Brijesh Deo wrote:
> So in my browser I have to use the address:
> http://10.10.10.10:8888/index.html to get going through the reverse
> proxy. When the request comes into my proxy, the 'Host' header will have
> the value '10.10.10.10:8888' and this will not help me choose which of
> the two target servers I should send my request to.

Brijesh, the Host header makes the most sense with domain names, not IP
addresses. It was invented, so that you can host hundreds of domains on a single
IP and port. Maybe you need a split DNS horizon as well. Such that your clients
would resolve the reverse proxy IP for all DNS names.

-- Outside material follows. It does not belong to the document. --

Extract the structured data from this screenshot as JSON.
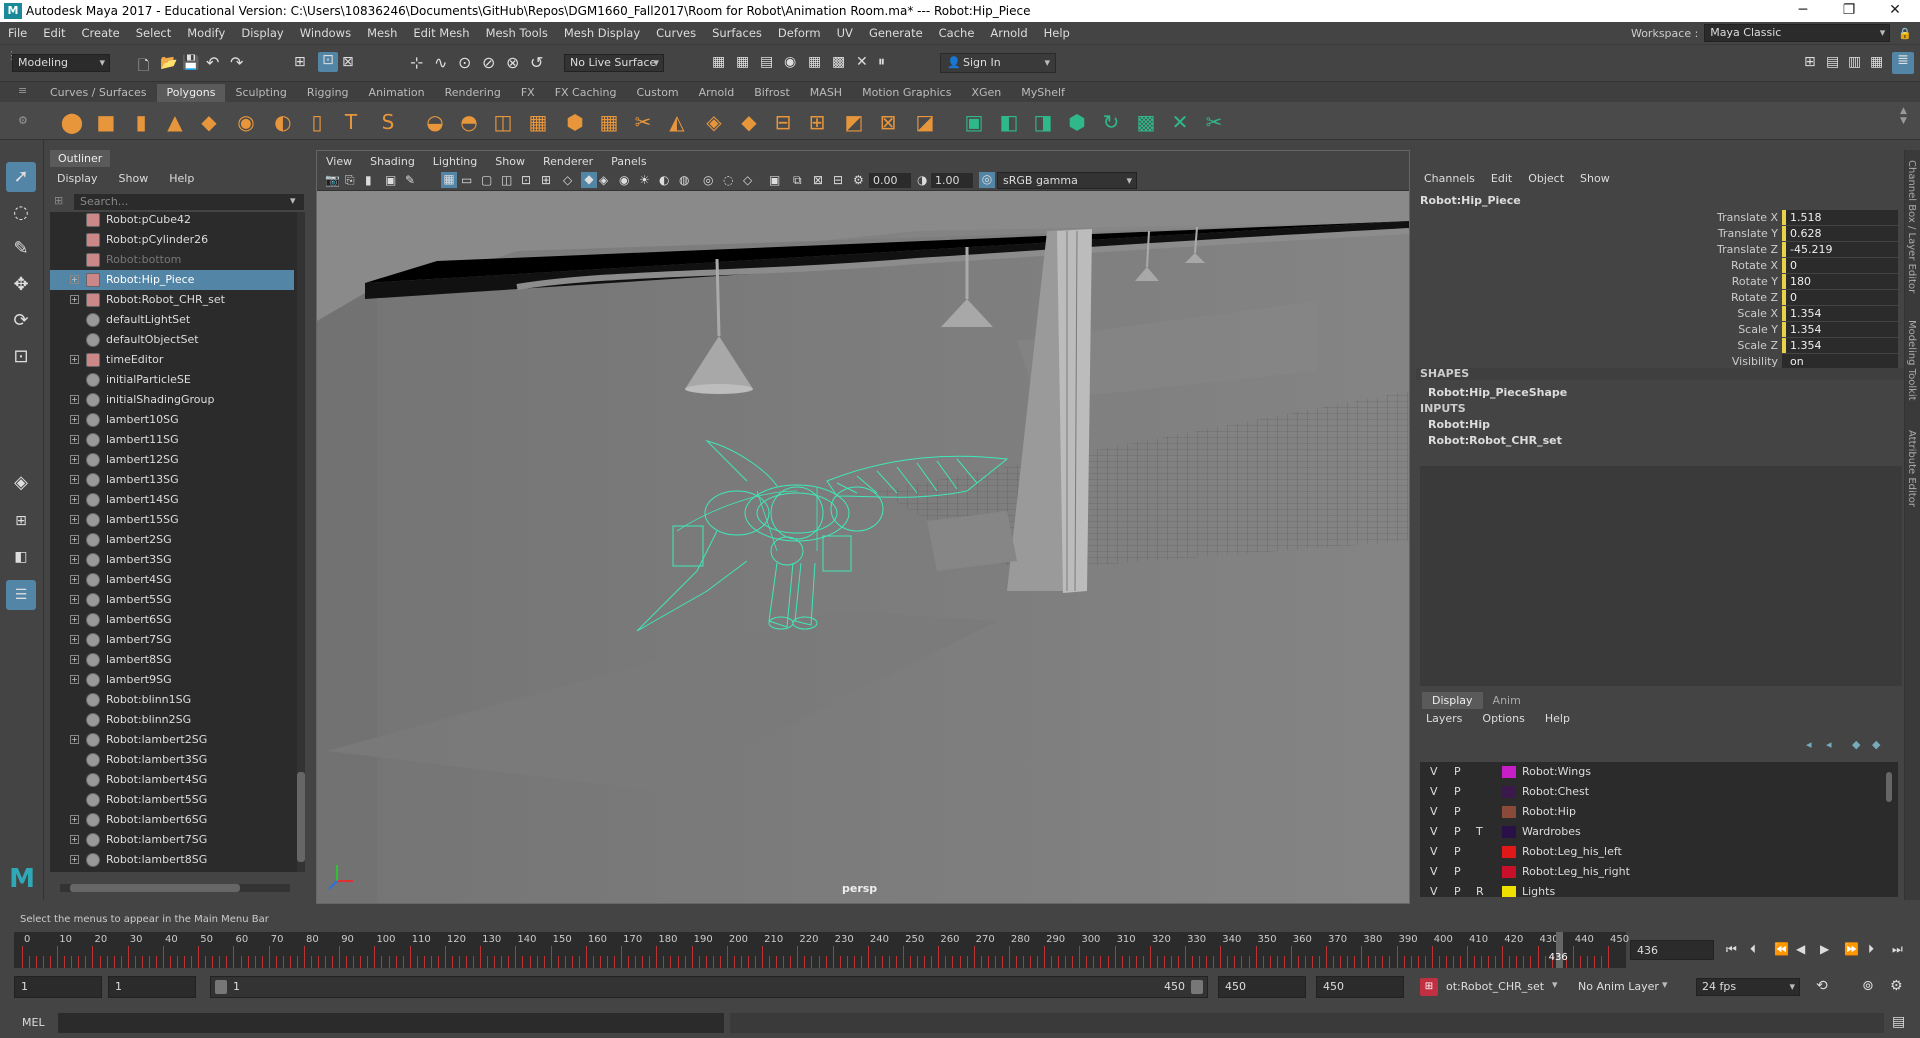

> Redirect to some page say /settings.html, then the Redirect location
> that gets created is "https://10.10.10.10:8888/settings.html"; which is
> not right

The Webserver should create a redirect location that is for itself (not the
proxy). And it should use the Host header to create that URL. It's the reverse
proxy's job to rewrite these URLs if necessary: the ProxyPassReverse directive
of mod_proxy does exactly that. In the case of a split DNS horizon there is no
need for that.


> as I wouldn't have https running on the port 8888 on my
> reverse proxy system. Then I start getting the exception
> [javax.net.ssl.SSLException: Unrecognized SSL message, plaintext
> connection? ]

Of course HTTPS and plain HTTP must run on separate TCP ports. Again if you let
your reverse proxy rewrite URLs for you, all is fine. Don't try to let the
Webserver do this job. It doesn't have the knowledge to perform it correctly.